Ex-Met Head Blair hails rebels
phish | 13.03.2011 10:08
We'll quote you on that on the 26th then....
In the talk, he talks about how received and complacent wisdom always needs to be challenged, saying without it, mankind stagnates and loses sight of its highest purposes. He referenced in this context Martin Luther, Nelson Mandela, William Wilberforce and Rosa Parks - all rebels against the status quo in their time.
At a time when families of victims of 7th July 2005 have been attending the inquest into the tube and bus bombing on that day, Blair's remarks will be seen as completely insensitive considering Blair was Metropolitan Police Commissioner at the time of the blasts. However, it is certainly not the first time Blair has made controversial public statements that have offended and bewildered at the same time.
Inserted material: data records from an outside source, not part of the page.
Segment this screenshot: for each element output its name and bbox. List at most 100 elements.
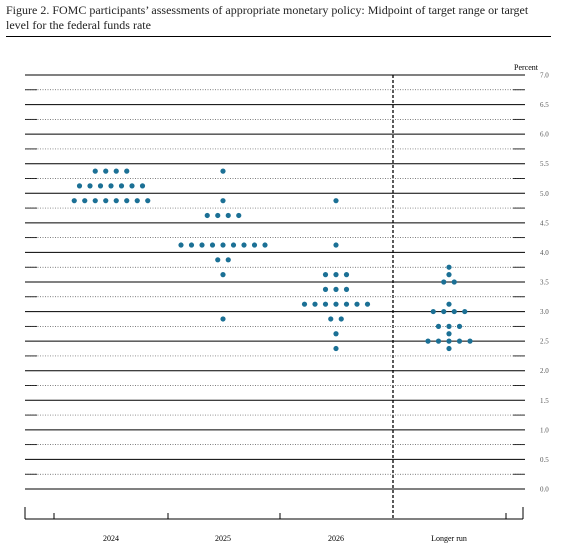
- dot: [241, 242, 247, 248]
- dot: [139, 183, 146, 189]
- y-tick-label: 1.0: [540, 426, 549, 434]
- dot: [230, 242, 237, 248]
- dot: [333, 272, 339, 278]
- dot: [322, 272, 329, 278]
- dot: [322, 286, 329, 292]
- dot: [312, 301, 318, 307]
- dot: [446, 331, 452, 337]
- dot: [333, 301, 339, 307]
- dot: [178, 242, 184, 248]
- x-tick-label: 2026: [328, 534, 344, 543]
- y-tick-label: 5.0: [540, 190, 549, 198]
- dot: [76, 183, 83, 189]
- dot: [343, 272, 350, 278]
- y-tick-label: 3.5: [540, 279, 549, 287]
- dot: [456, 338, 463, 344]
- dot: [446, 338, 452, 344]
- dot: [134, 198, 140, 204]
- y-tick-label: 5.5: [540, 160, 549, 168]
- y-axis-label: Percent: [514, 63, 539, 72]
- dot: [225, 257, 231, 263]
- dot: [354, 301, 360, 307]
- dot: [467, 338, 473, 344]
- dot: [343, 301, 350, 307]
- dot: [108, 183, 114, 189]
- y-tick-label: 4.5: [540, 219, 549, 227]
- dot: [328, 316, 334, 322]
- y-tick-label: 3.0: [540, 308, 549, 316]
- dot: [333, 242, 339, 248]
- dot: [199, 242, 205, 248]
- dot: [333, 286, 339, 292]
- dot: [446, 264, 452, 270]
- dot: [220, 198, 226, 204]
- dot: [188, 242, 195, 248]
- dot: [124, 168, 130, 174]
- dot: [225, 212, 231, 219]
- dot: [87, 183, 93, 189]
- dot: [262, 242, 268, 248]
- y-tick-label: 2.5: [540, 338, 549, 346]
- y-tick-label: 4.0: [540, 249, 549, 257]
- dot: [209, 242, 216, 248]
- dot: [118, 183, 125, 189]
- dot: [220, 242, 226, 248]
- dot: [446, 301, 452, 307]
- dot: [220, 168, 226, 174]
- dot: [446, 345, 452, 352]
- dot: [451, 308, 457, 315]
- dot: [124, 198, 130, 204]
- dot: [92, 198, 98, 204]
- y-tick-label: 2.0: [540, 367, 549, 375]
- dot: [333, 331, 339, 337]
- dot: [251, 242, 258, 248]
- x-axis: [24, 507, 524, 520]
- dot: [92, 168, 98, 174]
- y-tick-label: 6.5: [540, 101, 549, 109]
- x-tick-label: 2025: [215, 534, 231, 543]
- dot: [435, 323, 442, 329]
- dot: [215, 212, 221, 219]
- dot: [322, 301, 329, 307]
- y-tick-label: 0.0: [540, 486, 549, 494]
- dot: [301, 301, 308, 307]
- dot: [103, 198, 109, 204]
- y-tick-label: 7.0: [540, 72, 549, 80]
- dot: [220, 316, 226, 322]
- dot: [97, 183, 104, 189]
- dot: [441, 308, 447, 315]
- dot: [425, 338, 431, 344]
- dot: [430, 308, 436, 315]
- dot: [113, 168, 119, 174]
- dot: [364, 301, 371, 307]
- dot: [204, 212, 210, 219]
- dot: [446, 323, 452, 329]
- y-tick-label: 1.5: [540, 397, 549, 405]
- dot: [343, 286, 350, 292]
- dot: [113, 198, 119, 204]
- dot: [462, 308, 468, 315]
- dot: [129, 183, 135, 189]
- dot: [333, 345, 339, 352]
- dot: [103, 168, 109, 174]
- y-tick-label: 0.5: [540, 456, 549, 464]
- dot: [441, 279, 447, 285]
- dot: [333, 198, 339, 204]
- dot: [220, 272, 226, 278]
- title-rule: [6, 36, 551, 37]
- chart-title: Figure 2. FOMC participants’ assessments…: [6, 3, 529, 32]
- dot: [215, 257, 221, 263]
- dot: [71, 198, 77, 204]
- x-tick-label: Longer run: [431, 534, 467, 543]
- dot: [451, 279, 457, 285]
- dot: [236, 212, 242, 219]
- dot: [82, 198, 88, 204]
- dot: [435, 338, 442, 344]
- dot: [338, 316, 344, 322]
- dot: [145, 198, 151, 204]
- x-tick-label: 2024: [103, 534, 119, 543]
- y-tick-label: 6.0: [540, 131, 549, 139]
- dot: [456, 323, 463, 329]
Among his most notable gaffes are:
- On the day of the shooting of Jean Charles de Menezes in Stockwell, Blair said the shooting was "directly linked" to anti-terrorist operations even after his assistant commissioner was briefing journalists that the man may have been innocent. He went on to block an independent inquiry into the shooting, which he was subsequently criticised over by the IPCC
- when he said in Jan 2006 that "almost nobody" could understand why the murder of Holly Wells and Jessica Chapman in Soham became the "biggest story in Britain"
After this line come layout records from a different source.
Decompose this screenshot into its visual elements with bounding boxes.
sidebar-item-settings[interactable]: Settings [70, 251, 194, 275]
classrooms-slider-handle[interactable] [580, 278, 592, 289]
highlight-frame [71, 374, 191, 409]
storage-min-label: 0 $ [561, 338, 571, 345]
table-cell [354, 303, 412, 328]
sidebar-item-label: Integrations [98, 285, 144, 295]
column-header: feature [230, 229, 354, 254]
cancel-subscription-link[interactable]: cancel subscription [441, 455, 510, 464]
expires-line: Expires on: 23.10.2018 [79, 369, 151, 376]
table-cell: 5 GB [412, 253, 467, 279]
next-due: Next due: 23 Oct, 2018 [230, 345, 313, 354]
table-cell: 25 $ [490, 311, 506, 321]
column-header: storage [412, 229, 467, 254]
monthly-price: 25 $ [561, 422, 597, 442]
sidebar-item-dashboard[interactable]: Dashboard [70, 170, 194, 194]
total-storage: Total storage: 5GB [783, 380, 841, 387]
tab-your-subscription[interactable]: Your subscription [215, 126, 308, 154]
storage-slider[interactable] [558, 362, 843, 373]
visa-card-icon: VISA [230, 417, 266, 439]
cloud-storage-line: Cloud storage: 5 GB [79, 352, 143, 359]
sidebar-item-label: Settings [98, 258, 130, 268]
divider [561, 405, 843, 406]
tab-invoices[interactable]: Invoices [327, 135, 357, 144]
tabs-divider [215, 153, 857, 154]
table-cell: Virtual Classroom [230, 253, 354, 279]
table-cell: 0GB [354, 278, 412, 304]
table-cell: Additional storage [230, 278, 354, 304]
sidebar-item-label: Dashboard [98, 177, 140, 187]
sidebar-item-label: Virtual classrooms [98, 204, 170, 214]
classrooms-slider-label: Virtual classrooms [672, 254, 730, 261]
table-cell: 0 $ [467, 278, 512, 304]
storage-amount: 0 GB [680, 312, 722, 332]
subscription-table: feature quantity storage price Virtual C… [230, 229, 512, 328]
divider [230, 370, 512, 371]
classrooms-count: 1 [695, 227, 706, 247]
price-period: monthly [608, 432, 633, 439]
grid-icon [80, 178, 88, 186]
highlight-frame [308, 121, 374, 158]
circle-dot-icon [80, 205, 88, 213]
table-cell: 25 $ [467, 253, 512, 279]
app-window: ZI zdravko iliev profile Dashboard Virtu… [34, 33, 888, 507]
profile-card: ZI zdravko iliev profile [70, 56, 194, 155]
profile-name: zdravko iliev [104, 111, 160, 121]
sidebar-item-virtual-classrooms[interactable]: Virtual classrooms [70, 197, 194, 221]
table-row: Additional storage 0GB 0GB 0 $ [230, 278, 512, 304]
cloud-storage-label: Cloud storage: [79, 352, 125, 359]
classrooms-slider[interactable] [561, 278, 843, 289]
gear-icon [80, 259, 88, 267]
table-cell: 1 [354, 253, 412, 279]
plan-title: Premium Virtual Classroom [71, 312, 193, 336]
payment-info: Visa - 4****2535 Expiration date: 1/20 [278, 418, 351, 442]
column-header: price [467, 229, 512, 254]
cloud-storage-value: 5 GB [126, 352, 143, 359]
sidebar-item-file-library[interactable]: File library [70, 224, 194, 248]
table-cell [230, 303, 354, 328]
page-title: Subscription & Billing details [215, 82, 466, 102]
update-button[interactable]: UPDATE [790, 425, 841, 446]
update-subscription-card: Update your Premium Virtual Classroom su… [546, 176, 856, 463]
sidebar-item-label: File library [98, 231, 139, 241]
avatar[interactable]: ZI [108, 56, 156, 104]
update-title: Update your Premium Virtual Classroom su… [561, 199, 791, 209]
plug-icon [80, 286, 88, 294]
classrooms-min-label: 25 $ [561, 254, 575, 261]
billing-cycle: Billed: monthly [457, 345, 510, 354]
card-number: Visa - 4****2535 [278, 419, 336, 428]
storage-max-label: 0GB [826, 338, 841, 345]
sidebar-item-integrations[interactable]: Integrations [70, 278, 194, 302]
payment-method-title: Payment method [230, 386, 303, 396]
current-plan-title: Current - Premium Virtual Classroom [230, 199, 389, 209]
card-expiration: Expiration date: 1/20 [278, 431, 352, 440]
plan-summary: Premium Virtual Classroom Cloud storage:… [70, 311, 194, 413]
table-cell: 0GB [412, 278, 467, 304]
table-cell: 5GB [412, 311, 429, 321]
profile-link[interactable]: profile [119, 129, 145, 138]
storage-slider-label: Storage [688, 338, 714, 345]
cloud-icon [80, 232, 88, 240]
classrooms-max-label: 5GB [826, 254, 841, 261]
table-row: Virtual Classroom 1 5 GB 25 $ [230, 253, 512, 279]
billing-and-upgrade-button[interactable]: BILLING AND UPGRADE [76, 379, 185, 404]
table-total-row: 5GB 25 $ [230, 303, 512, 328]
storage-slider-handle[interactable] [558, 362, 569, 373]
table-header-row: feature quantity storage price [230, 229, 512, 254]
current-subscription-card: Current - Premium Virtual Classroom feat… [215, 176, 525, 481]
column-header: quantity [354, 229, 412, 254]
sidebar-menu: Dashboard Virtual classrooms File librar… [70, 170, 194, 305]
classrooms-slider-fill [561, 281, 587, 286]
- When emerged that his claim to have been shot at by a gang of IRA terrorists during a pursuit in 1975, which he described as the most dramatic experience of his career, wasn't true. He admitted he had not been "in the thick of" the incident.
[**The Lent Talks on BBC Radio 4, which begin with Lord Blair on Wednesday March 16 at 8.45pm, will run for six weeks and be repeated on Sundays at 12.30am. Other speakers include the Imam of the Ground Zero Islamic Centre, Imam Feisel.]